Appellate Division Adopts "Single Employer Doctrine" for Human Rights Law

Under New York's Human Rights Law an employer is prohibited from discharging an employee because of her sex. Executive Law § 296(1)(a). Case law establishes that this includes discharging her because she is pregnant. Executive Law § 292(5) states that "[t]he term 'employer' does not include any employer with fewer than four persons in his employ."

The Appellate Division, Second Department, in a matter of first impression in New York, has now ruled that in determining whether an employer has four or more employees, and is therefore covered by the Human Rights Law, it is proper to aggregate all the employees who work for interrelated business entities. Matter of Argyle Realty Associates v. New York State Division of Human Rights.
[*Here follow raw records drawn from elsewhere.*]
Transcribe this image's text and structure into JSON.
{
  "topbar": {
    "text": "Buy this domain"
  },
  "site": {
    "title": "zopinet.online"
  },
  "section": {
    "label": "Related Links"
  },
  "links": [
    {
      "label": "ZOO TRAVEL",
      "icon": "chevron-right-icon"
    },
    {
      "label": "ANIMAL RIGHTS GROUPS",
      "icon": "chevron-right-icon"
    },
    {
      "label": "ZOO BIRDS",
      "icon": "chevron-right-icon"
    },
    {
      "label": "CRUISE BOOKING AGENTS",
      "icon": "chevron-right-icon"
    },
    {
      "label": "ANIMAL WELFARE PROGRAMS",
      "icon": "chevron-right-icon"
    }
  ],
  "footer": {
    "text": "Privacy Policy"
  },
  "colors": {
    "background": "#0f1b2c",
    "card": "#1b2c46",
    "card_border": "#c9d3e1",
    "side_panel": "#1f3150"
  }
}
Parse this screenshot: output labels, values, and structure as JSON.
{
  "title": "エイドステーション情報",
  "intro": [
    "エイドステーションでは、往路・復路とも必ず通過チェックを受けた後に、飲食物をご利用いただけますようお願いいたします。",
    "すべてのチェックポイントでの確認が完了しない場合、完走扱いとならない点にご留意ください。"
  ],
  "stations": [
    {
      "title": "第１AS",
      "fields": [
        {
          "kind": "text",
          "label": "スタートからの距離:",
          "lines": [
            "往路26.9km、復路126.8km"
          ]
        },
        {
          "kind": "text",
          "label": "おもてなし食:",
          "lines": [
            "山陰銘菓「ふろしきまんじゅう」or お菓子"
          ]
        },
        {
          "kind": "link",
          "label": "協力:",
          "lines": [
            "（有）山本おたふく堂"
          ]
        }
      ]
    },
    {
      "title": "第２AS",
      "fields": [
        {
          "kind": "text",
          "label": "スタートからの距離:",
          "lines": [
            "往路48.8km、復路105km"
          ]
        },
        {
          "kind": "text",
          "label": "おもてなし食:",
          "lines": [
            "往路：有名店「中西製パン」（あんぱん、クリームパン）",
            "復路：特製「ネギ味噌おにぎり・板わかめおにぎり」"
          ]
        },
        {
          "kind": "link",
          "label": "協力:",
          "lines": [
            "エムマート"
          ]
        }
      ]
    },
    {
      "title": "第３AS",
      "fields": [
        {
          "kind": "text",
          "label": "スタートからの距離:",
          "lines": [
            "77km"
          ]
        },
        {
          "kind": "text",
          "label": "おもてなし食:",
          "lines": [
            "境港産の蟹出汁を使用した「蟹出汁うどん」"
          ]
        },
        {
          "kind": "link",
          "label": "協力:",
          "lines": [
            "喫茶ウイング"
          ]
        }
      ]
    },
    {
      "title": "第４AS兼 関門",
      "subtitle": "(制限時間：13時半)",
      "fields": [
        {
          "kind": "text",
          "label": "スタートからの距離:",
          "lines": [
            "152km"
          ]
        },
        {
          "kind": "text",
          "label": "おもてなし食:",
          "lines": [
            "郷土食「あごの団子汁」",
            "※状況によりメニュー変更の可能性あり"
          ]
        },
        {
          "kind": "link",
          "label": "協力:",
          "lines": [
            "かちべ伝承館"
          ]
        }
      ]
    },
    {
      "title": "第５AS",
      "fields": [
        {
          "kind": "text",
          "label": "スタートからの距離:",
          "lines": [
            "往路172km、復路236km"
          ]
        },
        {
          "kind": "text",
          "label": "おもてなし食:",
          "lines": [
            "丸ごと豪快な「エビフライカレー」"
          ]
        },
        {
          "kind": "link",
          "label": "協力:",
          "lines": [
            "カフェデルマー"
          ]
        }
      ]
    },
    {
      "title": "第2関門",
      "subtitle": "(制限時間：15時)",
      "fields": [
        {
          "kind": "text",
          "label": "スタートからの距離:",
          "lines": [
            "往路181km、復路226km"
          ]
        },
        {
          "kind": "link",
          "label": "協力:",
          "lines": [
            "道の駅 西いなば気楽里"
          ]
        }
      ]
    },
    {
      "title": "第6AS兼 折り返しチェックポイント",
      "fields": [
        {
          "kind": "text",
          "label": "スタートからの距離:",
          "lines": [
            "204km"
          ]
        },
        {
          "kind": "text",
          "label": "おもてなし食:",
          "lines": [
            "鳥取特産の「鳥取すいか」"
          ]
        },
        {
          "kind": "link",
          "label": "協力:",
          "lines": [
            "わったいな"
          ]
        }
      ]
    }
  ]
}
While the payroll records of the realty company for which a woman worked showed it had three or fewer employees, the evidence showed that the company had common management, common ownership, and common financial control with two other companies. Following the example of the National Labor Relations Board, and the example of federal courts in enforcing federal civil rights laws, the Appellate Division rules it will adopt the "single employer doctrine" and aggregate the number of employees of the realty company and its interrelated companies to find that the "employer" has four or more employees and is, therefore, covered by the Human Rights Law. The Court concluded that there is substantial evidence the employer discharged the employee because she was pregnant.